En cuanto a que era conocido, como verán, no estaba tan equivocado. El individuo se levantó de su mesa, se acercó a la mía y me preguntó con mucha seriedad y un dejo de timidez:
-¿Puedo sentarme?
-Si, claro, tome asiento. –le contesté confuso y haciendo un ademán con la mano.
-Tengo un asunto pendiente con usted.
-Perdón, no comprendo. –le dije asombrado.
-Ya comprenderá cuando sepa quién soy.
Yo estaba cada vez entendía menos del asunto. “Un loco, seguramente” me dije.
-Míreme con atención y comprenderá.
Lo miré durante unos cinco segundos, pero nada, cada vez estaba más desorientado. Algo en su rostro me resultaba lejanamente conocido. De pronto el hombre dijo:
-Soy Manuel, Manuel Forti. ¿Eso le dice algo?

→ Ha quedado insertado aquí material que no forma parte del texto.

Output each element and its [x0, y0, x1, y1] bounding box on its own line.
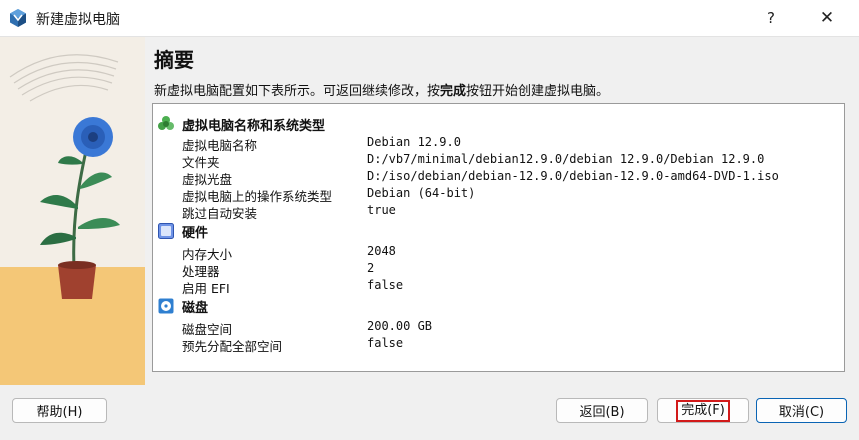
row-label: 预先分配全部空间	[182, 339, 283, 354]
row-value: false	[367, 278, 404, 292]
page-description: 新虚拟电脑配置如下表所示。可返回继续修改，按完成按钮开始创建虚拟电脑。	[154, 80, 609, 99]
section-disk: 磁盘	[157, 296, 208, 316]
section-title: 虚拟电脑名称和系统类型	[182, 118, 326, 134]
window-title: 新建虚拟电脑	[36, 12, 120, 28]
title-bar: 新建虚拟电脑 ? ✕	[0, 0, 859, 37]
description-emphasis: 完成	[440, 84, 467, 99]
row-value: false	[367, 336, 404, 350]
section-name-and-os: 虚拟电脑名称和系统类型	[157, 114, 325, 134]
virtualbox-logo-icon	[10, 9, 26, 27]
description-text-end: 按钮开始创建虚拟电脑。	[466, 84, 610, 99]
row-label: 跳过自动安装	[182, 206, 258, 221]
close-button[interactable]: ✕	[804, 0, 850, 36]
row-value: 200.00 GB	[367, 319, 433, 333]
page-title: 摘要	[154, 48, 194, 72]
description-text: 新虚拟电脑配置如下表所示。可返回继续修改，按	[154, 84, 441, 99]
row-value: D:/iso/debian/debian-12.9.0/debian-12.9.…	[367, 169, 779, 183]
hard-disk-icon	[158, 298, 174, 314]
help-title-button[interactable]: ?	[748, 0, 794, 36]
cancel-button[interactable]: 取消(C)	[756, 398, 847, 423]
row-value: Debian (64-bit)	[367, 186, 476, 200]
finish-button[interactable]: 完成(F)	[657, 398, 749, 423]
summary-panel[interactable]: 虚拟电脑名称和系统类型 虚拟电脑名称 Debian 12.9.0 文件夹 D:/…	[152, 103, 845, 372]
section-title: 硬件	[182, 225, 209, 241]
back-button[interactable]: 返回(B)	[556, 398, 648, 423]
row-label: 启用 EFI	[182, 281, 230, 296]
row-value: true	[367, 203, 396, 217]
row-value: D:/vb7/minimal/debian12.9.0/debian 12.9.…	[367, 152, 765, 166]
wizard-side-illustration	[0, 37, 145, 385]
section-hardware: 硬件	[157, 221, 208, 241]
row-value: 2	[367, 261, 375, 275]
section-title: 磁盘	[182, 300, 209, 316]
puzzle-piece-icon	[158, 116, 174, 130]
row-value: 2048	[367, 244, 396, 258]
help-button[interactable]: 帮助(H)	[12, 398, 107, 423]
row-value: Debian 12.9.0	[367, 135, 461, 149]
chip-icon	[158, 223, 174, 239]
finish-button-label: 完成(F)	[676, 399, 730, 422]
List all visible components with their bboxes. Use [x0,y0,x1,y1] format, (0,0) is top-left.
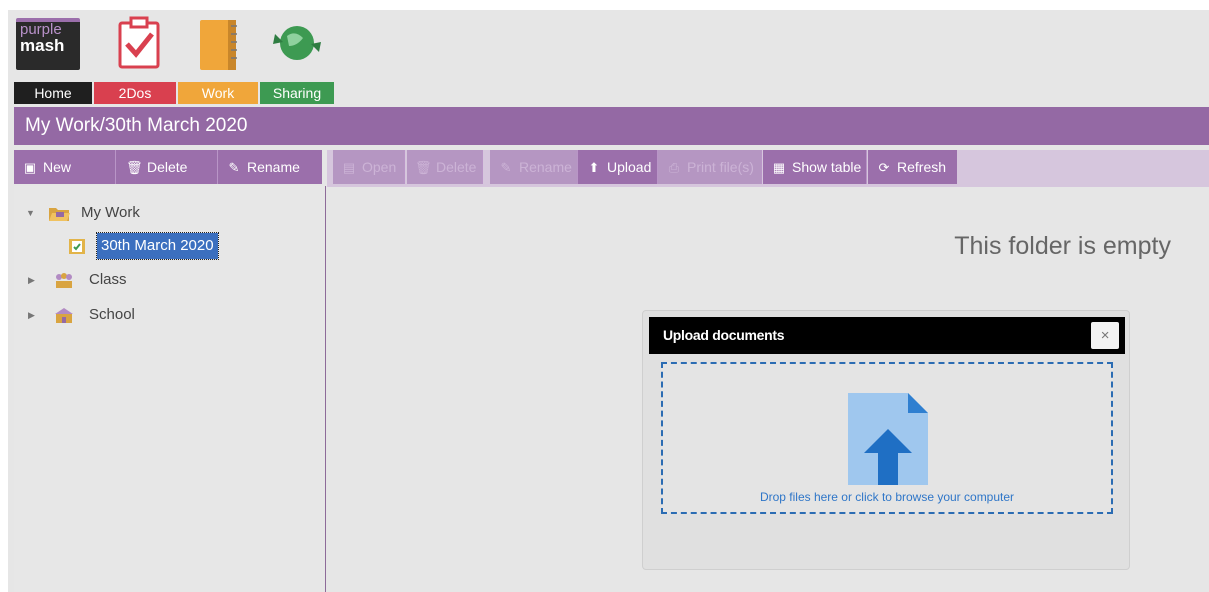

Entonces fue cuando caí en la cuenta, gotas gordas empezaron a caer de mi frente y tuve que aflojarme la corbata, vale decir que esta persona estaba vestida bastante pobre y olía peor. El hombre me dijo:
-Bueno, volví, tal como lo prometí y para cumplir mí promesa.
Les voy a explicar quién es Manuel, para que entiendan porque caían gotas gordas de mi frente y me sentía por asfixiarme. Manuel, a quién yo llamaba “Manuela”, fue compañero mío de la escuela desde el año 1967 a 1973, es decir durante seis años.
Debo confesar que a Manuel le compliqué la existencia durante todo ese tiempo, no me genera ninguna culpa decirlo llanamente. Seguramente la culpa de todo fue compartida, al menos así lo pensaba yo.
No había un solo día en que yo no le dijera, cuando entraba al aula o al patio del colegio “Manuela”. Creo que de todo lo que le hice, decirle “Manuela” todos los días fue lo más suave, lo menos degradante.
El hombre que tenía delante, me prometió allá por 1973 que se iba a vengar por todo lo que le había hecho, por el grave daño psicológico que le causé. Ahora lo tenía enfrente, listo para tomar revancha, para vengarse de mí.
Él me miraba con un violento gesto de profundo rencor acumulado por décadas.
-Volví para matarte. Llevó veinticinco años de terapia y todavía no puedo superar mis traumas causados por tu culpa.
Yo estaba petrificado, tenía un miedo atroz. Sabía que hablaba enserio, lo conocía y no dudaba de que ese era su propósito. El infeliz pasó a referirme algunos datos, que me resultaron impactantes:
-Sé que saliste del colegio y empezaste la carrera de abogacía en una universidad privada, que no llegaste a recibirte, que solo te faltan unas pocas materias. Sé que empezaste a trabajar con unos usureros e hiciste fortuna rápidamente. Sé que ahora tenés un estudio propio y te dedicas a estafar gente. Sé también que vivís en la calle A**, en el tercer piso, departamento dos. Sé que te casaste y arruinaste psíquicamente a tu esposa y después te separaste. Sé que ¡sos una BASURA, y te mereces morir!
Yo lo escuchaba sin poder creer la exactitud de cada una de sus palabras. Salté de mi asiento cuando oí la última y terrible frase. Salí corriendo, tomé el primer taxi que paró y me dirigí a mi casa.
Ahora, estoy en mi casa, y temo por mi vida. Sé que este individuo es capaz de darme un tiro por la espalda cuando menos lo espere.